Fort Worth, TX September 10, 2012
Alan Gallay joins the TCU faculty as the Lyndon B. Johnson Chair in U.S. History. He received his B.A. from the University of Florida, and his M.A. and Ph.D. from Georgetown University. Gallay comes to us from Ohio State University, where he held the Warner R. Woodring Chair in Atlantic World and Early American history and was Director of The Center for Historical Research. Twice the recipient of year-long fellowships from the National Endowment for the Humanities, Gallay also held appointments as a Mellon Faculty Fellow at Harvard University and as a Fulbright Lecturer at the University of Auckland, New Zealand.
A specialist in colonial history, particularly in the history of the South, Native America, slavery, and religion, Gallay is author and editor of numerous essays and books. His most recent books are Colonial and Revolutionary America (Prentice Hall, 2010) and Indian Slavery in Colonial America (Nebraska, 2009), a Choice Magazine Outstanding Academic Title. His best known book, The Indian Slave Trade: The Rise of the English Empire in the American South, 1670-1717 (Yale, 2002), received the Bancroft Prize, the Washington State Book Award, and other accolades, including selection by Library Journal as one of the ten most important books on American Indians published over the previous thirty years.
A frequent public speaker, Gallay has given talks around the world and throughout the United States at universities, museums, and a variety of other public venues, including twice on board ship as a Smithsonian Institution Study Leader. Locales for his talks have ranged from Tasmania to Istanbul, from Seville to Edinburgh, and from Green Bay to New York City, as well as Harvard and Yale.

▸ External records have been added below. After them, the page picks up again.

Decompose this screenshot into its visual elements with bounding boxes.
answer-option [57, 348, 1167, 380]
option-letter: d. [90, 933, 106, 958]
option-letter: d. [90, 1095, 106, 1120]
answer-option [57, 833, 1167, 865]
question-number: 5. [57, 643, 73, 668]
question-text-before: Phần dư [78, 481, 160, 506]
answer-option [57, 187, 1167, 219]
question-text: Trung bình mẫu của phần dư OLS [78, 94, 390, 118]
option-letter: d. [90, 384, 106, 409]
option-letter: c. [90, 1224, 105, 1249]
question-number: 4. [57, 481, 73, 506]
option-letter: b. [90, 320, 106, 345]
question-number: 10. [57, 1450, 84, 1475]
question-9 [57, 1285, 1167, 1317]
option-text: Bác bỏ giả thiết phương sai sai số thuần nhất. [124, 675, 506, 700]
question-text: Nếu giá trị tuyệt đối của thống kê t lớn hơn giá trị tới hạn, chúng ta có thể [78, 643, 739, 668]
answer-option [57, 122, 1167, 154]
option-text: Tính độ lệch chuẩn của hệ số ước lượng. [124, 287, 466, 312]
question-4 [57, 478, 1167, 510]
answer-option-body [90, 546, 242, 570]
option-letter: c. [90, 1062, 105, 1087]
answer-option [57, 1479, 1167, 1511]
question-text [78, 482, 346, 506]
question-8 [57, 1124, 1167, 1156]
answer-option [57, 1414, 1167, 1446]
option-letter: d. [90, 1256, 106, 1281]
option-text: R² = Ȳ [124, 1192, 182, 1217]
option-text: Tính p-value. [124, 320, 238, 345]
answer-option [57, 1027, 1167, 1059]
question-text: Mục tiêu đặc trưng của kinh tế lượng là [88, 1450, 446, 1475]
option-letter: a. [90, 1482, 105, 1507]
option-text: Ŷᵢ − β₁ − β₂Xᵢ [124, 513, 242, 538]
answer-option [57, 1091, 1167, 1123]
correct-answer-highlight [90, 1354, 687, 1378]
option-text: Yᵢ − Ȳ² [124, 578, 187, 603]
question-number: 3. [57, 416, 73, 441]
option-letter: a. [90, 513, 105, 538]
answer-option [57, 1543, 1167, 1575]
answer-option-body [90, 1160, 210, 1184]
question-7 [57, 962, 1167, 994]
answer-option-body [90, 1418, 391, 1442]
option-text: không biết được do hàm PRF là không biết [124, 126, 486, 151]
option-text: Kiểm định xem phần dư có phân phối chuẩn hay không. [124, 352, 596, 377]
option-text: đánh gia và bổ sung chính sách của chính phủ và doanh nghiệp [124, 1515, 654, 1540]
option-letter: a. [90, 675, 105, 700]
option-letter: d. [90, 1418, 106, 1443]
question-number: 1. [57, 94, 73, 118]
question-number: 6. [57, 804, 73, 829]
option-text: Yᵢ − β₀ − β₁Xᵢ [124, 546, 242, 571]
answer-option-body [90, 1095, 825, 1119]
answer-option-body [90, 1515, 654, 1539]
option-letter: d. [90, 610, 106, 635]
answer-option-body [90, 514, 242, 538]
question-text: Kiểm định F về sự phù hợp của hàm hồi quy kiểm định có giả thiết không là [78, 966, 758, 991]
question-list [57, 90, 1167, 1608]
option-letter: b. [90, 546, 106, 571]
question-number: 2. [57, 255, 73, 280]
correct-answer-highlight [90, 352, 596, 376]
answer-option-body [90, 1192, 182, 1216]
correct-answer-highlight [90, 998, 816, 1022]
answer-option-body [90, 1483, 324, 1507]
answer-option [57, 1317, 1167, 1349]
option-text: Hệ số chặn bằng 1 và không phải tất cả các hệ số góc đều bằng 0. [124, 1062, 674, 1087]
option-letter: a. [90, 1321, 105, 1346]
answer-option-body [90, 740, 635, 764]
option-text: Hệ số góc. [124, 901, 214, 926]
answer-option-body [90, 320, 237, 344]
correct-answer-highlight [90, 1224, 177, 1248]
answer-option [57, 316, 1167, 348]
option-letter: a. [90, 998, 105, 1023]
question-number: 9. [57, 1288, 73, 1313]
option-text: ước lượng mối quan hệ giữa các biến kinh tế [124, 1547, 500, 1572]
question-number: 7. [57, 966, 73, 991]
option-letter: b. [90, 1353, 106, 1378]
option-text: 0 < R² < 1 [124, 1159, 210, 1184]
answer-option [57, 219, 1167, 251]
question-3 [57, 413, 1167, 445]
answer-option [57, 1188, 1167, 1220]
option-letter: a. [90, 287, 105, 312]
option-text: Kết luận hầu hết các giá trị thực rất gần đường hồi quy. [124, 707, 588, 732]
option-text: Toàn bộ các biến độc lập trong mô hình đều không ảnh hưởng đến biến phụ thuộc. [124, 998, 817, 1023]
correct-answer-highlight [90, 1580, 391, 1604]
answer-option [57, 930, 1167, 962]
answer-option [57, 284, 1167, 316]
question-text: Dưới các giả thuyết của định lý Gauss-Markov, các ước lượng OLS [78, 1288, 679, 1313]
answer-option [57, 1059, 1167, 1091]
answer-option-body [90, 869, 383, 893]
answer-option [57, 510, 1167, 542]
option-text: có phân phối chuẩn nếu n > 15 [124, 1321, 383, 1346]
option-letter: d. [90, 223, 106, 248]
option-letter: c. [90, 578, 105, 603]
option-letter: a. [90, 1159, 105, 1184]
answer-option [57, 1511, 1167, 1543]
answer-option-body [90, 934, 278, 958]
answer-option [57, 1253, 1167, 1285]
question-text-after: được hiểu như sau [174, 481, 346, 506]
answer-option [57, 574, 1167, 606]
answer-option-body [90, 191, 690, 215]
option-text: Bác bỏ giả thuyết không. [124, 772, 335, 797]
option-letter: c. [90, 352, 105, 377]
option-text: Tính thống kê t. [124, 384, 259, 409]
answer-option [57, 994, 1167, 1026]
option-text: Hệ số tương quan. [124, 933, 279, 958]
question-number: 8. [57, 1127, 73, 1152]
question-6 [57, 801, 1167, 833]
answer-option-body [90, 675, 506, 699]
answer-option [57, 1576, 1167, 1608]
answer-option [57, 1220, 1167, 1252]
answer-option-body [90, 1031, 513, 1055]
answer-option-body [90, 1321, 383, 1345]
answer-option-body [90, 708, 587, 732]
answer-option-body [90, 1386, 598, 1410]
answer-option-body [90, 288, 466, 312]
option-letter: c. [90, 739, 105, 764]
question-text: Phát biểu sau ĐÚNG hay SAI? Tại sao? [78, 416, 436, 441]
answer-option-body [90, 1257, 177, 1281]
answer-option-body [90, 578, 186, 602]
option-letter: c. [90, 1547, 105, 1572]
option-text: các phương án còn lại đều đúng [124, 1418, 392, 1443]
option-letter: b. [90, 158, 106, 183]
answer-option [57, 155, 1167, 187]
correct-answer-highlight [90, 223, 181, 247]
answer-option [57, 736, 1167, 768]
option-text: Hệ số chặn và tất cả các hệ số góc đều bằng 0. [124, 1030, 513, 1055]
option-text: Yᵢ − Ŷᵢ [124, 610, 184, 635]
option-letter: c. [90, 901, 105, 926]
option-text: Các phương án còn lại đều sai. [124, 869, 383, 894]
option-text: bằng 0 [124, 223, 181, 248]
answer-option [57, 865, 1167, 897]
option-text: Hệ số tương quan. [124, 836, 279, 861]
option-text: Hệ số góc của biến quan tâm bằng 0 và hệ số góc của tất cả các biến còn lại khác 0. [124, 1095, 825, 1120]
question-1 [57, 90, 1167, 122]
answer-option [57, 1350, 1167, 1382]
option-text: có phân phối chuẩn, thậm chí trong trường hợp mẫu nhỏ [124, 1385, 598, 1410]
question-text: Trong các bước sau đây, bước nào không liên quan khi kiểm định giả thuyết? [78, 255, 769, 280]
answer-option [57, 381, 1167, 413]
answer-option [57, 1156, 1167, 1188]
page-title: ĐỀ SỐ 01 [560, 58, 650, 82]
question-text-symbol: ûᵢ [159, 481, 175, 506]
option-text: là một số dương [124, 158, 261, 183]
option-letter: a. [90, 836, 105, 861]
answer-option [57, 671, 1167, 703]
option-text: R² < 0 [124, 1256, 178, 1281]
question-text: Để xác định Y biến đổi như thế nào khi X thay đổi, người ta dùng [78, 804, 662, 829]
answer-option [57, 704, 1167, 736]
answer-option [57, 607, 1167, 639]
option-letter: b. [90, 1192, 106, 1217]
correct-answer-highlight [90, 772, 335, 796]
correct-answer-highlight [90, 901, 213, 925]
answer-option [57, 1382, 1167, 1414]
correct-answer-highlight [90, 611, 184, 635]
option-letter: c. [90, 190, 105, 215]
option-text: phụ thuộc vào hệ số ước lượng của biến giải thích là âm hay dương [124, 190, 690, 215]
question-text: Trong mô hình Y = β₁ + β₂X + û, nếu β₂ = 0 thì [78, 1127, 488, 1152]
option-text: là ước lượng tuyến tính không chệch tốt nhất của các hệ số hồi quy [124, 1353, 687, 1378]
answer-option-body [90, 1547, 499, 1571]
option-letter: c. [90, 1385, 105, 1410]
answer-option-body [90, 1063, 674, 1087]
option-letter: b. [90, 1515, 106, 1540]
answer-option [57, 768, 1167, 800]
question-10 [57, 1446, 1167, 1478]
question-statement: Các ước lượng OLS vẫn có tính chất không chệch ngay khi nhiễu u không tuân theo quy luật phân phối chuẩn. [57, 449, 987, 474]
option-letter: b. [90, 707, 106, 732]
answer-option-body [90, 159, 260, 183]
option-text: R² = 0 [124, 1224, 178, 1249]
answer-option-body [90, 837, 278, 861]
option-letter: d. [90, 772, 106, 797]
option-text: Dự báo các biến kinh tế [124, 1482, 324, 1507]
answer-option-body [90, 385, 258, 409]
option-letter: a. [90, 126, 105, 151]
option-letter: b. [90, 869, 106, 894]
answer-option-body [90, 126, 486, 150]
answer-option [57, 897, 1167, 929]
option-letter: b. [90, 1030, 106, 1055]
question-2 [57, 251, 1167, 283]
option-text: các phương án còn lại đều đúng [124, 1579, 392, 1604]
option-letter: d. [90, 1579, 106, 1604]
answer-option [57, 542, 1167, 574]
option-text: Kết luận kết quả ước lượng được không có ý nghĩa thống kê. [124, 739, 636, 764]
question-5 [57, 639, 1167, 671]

His newest essay, to be published later this year, is titled, “Defining the European Frontier City in Early Modern Asia: Goa, Macau, and Manila,” in Frontier Cities in the Early Modern World, published by the University of Pennsylvania Press. Gallay spent last winter in Europe conducting research for a book titled, “Ralegh and the Origins of English Colonialism.” This work documents the convergence of religious, economic, political, military, cultural, and scientific forces that led England to colonize overseas in the 16th century. It includes an important comparative element, as Gallay documents the simultaneous English colonization of Roanoke with Ireland and Guiana.